Sit back — and the toilet does everything else. You touch nothing.
This is arguably the most efficient and hygienic toilet apparatus available today. And it is widely available in Japan and Korea — in almost all public and hotel toilets — and in 76 per cent of all homes.
The price in Japan ranges from 30,000 to 100,000 Yen (Rs 20,000–Rs 65,000) depending on the features. Some models — especially those installed in public facilities with thin walls, come with a music channel for obvious reasons.
Other features include seat warmers and automatic seat raisers. And recently some advanced versions have extra fixtures to test the urine sample and give a first-cut analysis.
The high-tech toilet has obvious attractions for the elderly everywhere — and is now available in India on online commerce sites for around Rs 55,000–Rs 60,000.
All it requires is plumbing for a hot and cold water connection and an electric point.
The Japanese are proud of their contribution to toilet technology; in fact some years ago Toto, set up 10 rooms in Tokyo Narita airport where passengers could check out their latest range of smart commodes for free.
Their foreign sales are said to have jumped as foreign travellers got hooked and ordered one for their home.
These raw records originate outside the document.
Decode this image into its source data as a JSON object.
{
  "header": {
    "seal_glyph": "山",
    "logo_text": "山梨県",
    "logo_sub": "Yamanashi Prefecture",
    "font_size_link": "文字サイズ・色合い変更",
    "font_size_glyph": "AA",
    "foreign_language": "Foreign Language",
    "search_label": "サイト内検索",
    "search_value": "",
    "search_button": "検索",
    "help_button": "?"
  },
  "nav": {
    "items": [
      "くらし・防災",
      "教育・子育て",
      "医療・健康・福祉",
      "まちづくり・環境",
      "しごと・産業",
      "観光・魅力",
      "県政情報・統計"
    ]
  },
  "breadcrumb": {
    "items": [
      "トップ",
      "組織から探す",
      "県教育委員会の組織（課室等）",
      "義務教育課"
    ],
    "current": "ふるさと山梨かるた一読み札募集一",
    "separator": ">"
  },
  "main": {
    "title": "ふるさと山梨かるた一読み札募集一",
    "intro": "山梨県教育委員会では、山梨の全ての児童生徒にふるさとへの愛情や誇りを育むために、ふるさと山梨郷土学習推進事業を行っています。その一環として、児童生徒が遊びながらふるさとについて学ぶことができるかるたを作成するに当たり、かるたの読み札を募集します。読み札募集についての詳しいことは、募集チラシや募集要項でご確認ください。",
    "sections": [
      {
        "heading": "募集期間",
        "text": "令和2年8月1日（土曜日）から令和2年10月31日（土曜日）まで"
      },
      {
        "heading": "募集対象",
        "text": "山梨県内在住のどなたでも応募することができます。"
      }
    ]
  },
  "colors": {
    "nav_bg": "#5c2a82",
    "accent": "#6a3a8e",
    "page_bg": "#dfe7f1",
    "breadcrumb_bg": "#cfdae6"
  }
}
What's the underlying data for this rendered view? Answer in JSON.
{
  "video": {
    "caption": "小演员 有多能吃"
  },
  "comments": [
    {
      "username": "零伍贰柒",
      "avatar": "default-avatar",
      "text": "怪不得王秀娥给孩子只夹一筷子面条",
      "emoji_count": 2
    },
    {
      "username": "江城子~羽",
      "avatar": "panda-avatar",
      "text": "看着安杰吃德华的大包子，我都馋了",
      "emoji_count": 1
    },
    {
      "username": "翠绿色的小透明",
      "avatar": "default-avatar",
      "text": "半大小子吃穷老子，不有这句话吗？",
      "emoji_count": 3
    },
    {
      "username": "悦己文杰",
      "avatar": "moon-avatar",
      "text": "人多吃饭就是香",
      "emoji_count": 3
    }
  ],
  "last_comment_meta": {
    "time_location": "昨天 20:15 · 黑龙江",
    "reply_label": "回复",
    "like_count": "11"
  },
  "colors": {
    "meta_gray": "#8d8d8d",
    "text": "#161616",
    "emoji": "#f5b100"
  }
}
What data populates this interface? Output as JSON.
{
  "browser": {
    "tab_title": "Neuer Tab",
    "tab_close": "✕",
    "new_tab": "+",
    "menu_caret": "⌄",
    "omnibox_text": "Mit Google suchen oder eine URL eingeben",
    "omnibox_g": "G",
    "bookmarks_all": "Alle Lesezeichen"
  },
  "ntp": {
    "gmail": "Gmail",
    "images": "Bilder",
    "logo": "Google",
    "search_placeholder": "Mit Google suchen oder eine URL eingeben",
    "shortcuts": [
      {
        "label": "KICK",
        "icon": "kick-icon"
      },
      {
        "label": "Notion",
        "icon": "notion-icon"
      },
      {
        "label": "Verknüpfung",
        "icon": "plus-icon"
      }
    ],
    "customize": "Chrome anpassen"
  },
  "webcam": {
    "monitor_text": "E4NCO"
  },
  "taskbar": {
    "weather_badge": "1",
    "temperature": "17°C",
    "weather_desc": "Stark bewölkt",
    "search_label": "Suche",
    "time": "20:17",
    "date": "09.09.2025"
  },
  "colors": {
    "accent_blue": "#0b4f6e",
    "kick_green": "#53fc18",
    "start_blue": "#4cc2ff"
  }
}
Tech For Water Conservation
Beyond high-tech toilets, Japan has also innovated to conserve water in the washroom.
In many public toilets, you will see a wash basin (and often a soap dispenser) integrated with the top of the toilet tank.
That way, the used water (often called ‘grey water’) which drains out when you wash hands after using the toilet, goes into the toilet cistern and reduces the dependence on piped fresh water for flushing…an eminently sensible idea that India could usefully embrace.
Maybe as part of Swachh Bharat Abhiyan? Why not? We gave the world handheld water sprays. We can surely take a sensible idea like this?
On World Water Day, 2023, a bit of give and take?